Recode's Kara Swisher led Apple current Apple CEO Tim Cook, former lead product designer Jony Ive and Jobs' widow Laurene Powell Jobs in a warm discussion of his lasting impact -- which will soon include a website devoted to the tech legend called the Steve Jobs Archive.
It's unclear what shape the archive will take, though it's being created by an archivist and lead historian that consulted with Powell Jobs, Cook, Ive and others who worked with Jobs over the years. There are some physical artifacts and materials, but it's "much more about ideas," as Powell Jobs explained to Code's crowd, especially Jobs' notion that understanding how human design governs our lives means you can change it, interrogate it and stretch it to make human progress.
"Everything that you're born into, the design of everything around you, the clothes that you wear, all of these decisions were made by someone else," Powell Jobs said. "As humans, we have a responsibility to put things back into that pool of human existence in a way that benefits us."
The Steve Jobs Archive will live digitally as a website along with some programs and other products, though Powell Jobs didn't share other details like when it would be available. But among the collection will be memories of Apple's co-founder, as "a very brilliant documentary filmmaker" interviewed hundreds of people who knew him over the years.
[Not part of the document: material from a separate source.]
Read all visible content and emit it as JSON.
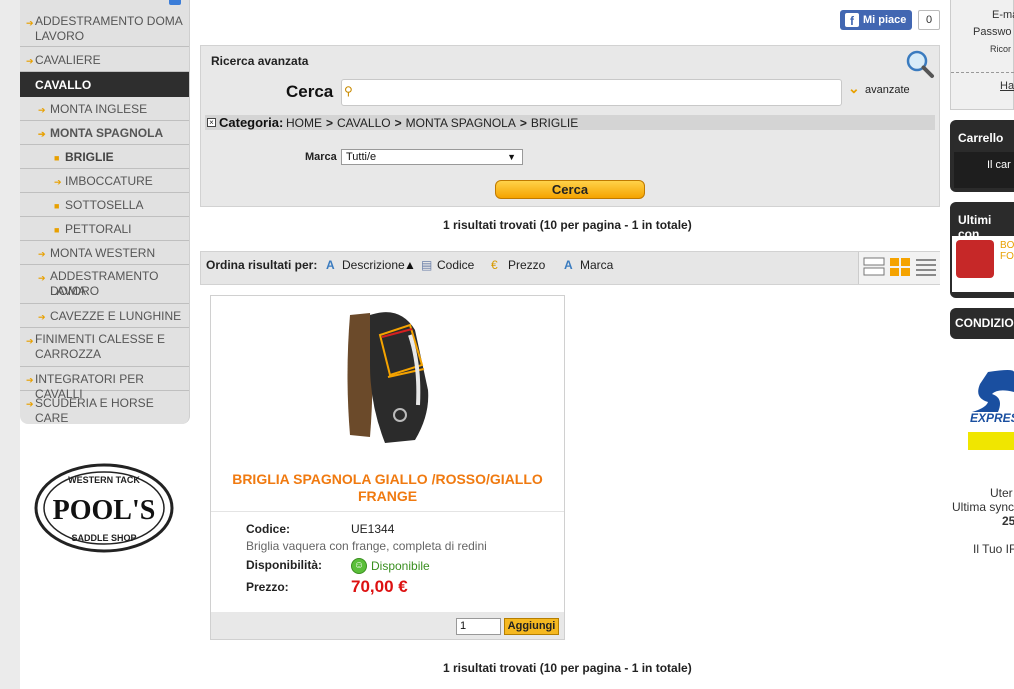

There will also be a body of stuff that's "just Steve," as Ive described, which would help folks get the sense of how he saw the world.
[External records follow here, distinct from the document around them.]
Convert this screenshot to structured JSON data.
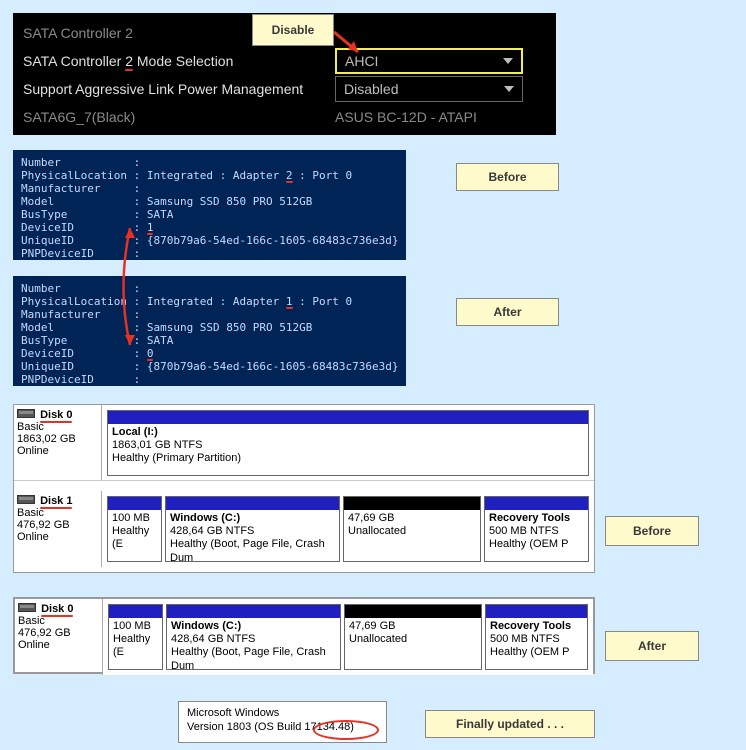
{
  "bios": {
    "title": "SATA Controller 2",
    "modeLabelPrefix": "SATA Controller ",
    "modeLabelNum": "2",
    "modeLabelSuffix": " Mode Selection",
    "modeValue": "AHCI",
    "aggrLabel": "Support Aggressive Link Power Management",
    "aggrValue": "Disabled",
    "portLabel": "SATA6G_7(Black)",
    "deviceInfo": "ASUS   BC-12D - ATAPI",
    "callout": "Disable"
  },
  "ps_before": {
    "number": "Number           :",
    "loc": "PhysicalLocation : Integrated : Adapter ",
    "locNum": "2",
    "locEnd": " : Port 0",
    "mfr": "Manufacturer     :",
    "model": "Model            : Samsung SSD 850 PRO 512GB",
    "bus": "BusType          : SATA",
    "did": "DeviceID         : ",
    "didVal": "1",
    "uid": "UniqueID         : {870b79a6-54ed-166c-1605-68483c736e3d}",
    "pnp": "PNPDeviceID      :"
  },
  "ps_after": {
    "number": "Number           :",
    "loc": "PhysicalLocation : Integrated : Adapter ",
    "locNum": "1",
    "locEnd": " : Port 0",
    "mfr": "Manufacturer     :",
    "model": "Model            : Samsung SSD 850 PRO 512GB",
    "bus": "BusType          : SATA",
    "did": "DeviceID         : ",
    "didVal": "0",
    "uid": "UniqueID         : {870b79a6-54ed-166c-1605-68483c736e3d}",
    "pnp": "PNPDeviceID      :"
  },
  "labels": {
    "before": "Before",
    "after": "After",
    "final": "Finally updated  . . ."
  },
  "dm": {
    "d0": {
      "name": "Disk 0",
      "type": "Basic",
      "size": "1863,02 GB",
      "status": "Online"
    },
    "d1": {
      "name": "Disk 1",
      "type": "Basic",
      "size": "476,92 GB",
      "status": "Online"
    },
    "d0b": {
      "name": "Disk 0",
      "type": "Basic",
      "size": "476,92 GB",
      "status": "Online"
    },
    "local": {
      "title": "Local  (I:)",
      "line1": "1863,01 GB NTFS",
      "line2": "Healthy (Primary Partition)"
    },
    "p1": {
      "line1": "100 MB",
      "line2": "Healthy (E"
    },
    "p2": {
      "title": "Windows  (C:)",
      "line1": "428,64 GB NTFS",
      "line2": "Healthy (Boot, Page File, Crash Dum"
    },
    "p3": {
      "line1": "47,69 GB",
      "line2": "Unallocated"
    },
    "p4": {
      "title": "Recovery Tools",
      "line1": "500 MB NTFS",
      "line2": "Healthy (OEM P"
    }
  },
  "winver": {
    "line1": "Microsoft Windows",
    "line2a": "Version 1803 (OS Build ",
    "line2b": "17134.48)"
  }
}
While rich with stories and notions about who Jobs was and the legacy he left, the announcement of the archive was the only bit of news from the discussion. Powell Jobs spoke of when he came back to Apple in 1997 and hewed its large product line down to just four models and his power to say 'no' -- not just to bad ideas but to great ones that didn't fit.
"It speaks to the clarity and crispness of his thinking, and making those four things the best things on the planet," Powell Jobs said. "He talked about leaving behind a body of work the way an artist does."
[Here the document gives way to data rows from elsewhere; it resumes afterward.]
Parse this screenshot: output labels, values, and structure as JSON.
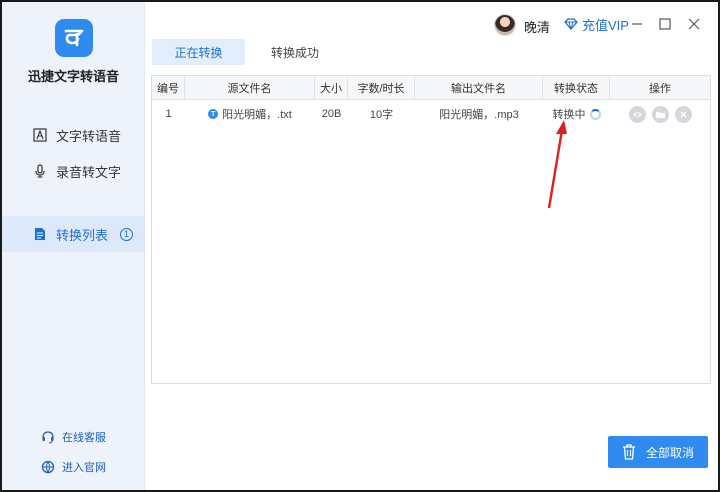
{
  "sidebar": {
    "app_name": "迅捷文字转语音",
    "nav": [
      {
        "label": "文字转语音",
        "icon": "text-document-icon"
      },
      {
        "label": "录音转文字",
        "icon": "microphone-icon"
      },
      {
        "label": "转换列表",
        "icon": "list-document-icon",
        "badge": "1"
      }
    ],
    "footer": [
      {
        "label": "在线客服",
        "icon": "headset-icon"
      },
      {
        "label": "进入官网",
        "icon": "globe-icon"
      }
    ]
  },
  "header": {
    "username": "晚清",
    "vip_label": "充值VIP"
  },
  "tabs": [
    {
      "label": "正在转换",
      "active": true
    },
    {
      "label": "转换成功",
      "active": false
    }
  ],
  "table": {
    "columns": [
      "编号",
      "源文件名",
      "大小",
      "字数/时长",
      "输出文件名",
      "转换状态",
      "操作"
    ],
    "rows": [
      {
        "id": "1",
        "source": "阳光明媚，.txt",
        "size": "20B",
        "length": "10字",
        "output": "阳光明媚，.mp3",
        "status": "转换中"
      }
    ]
  },
  "actions": {
    "cancel_all": "全部取消"
  },
  "colors": {
    "accent": "#2f8bf0",
    "sidebar_bg": "#eef3fb",
    "annotation": "#e02020"
  }
}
Jobs' vision for Apple was at the intersection of liberal arts and technology, Cook explained, noting that those who followed have deliberately chosen not to make decisions how he would have made them (at Jobs' own request), but they kept the company at that crossroads of human-inspired design. "We always think about the humanity of the story of the person behind the product," Cook said.
Despite Apple's turnaround success in the 2000s, Jobs could still be surprised. Apple's co-founder had always assumed vicariously that his work would have enormous influence. But Ive recalled one day at lunch, the volume of the iPod Nanos sold in the world struck Jobs in a new way -- that they were all directly touching people. "It thrilled him, not because the goal was huge volume, but to be so relevant," Ive said.
And when the Steve Jobs Archive goes online, perhaps others can see the world a bit like he's seen it.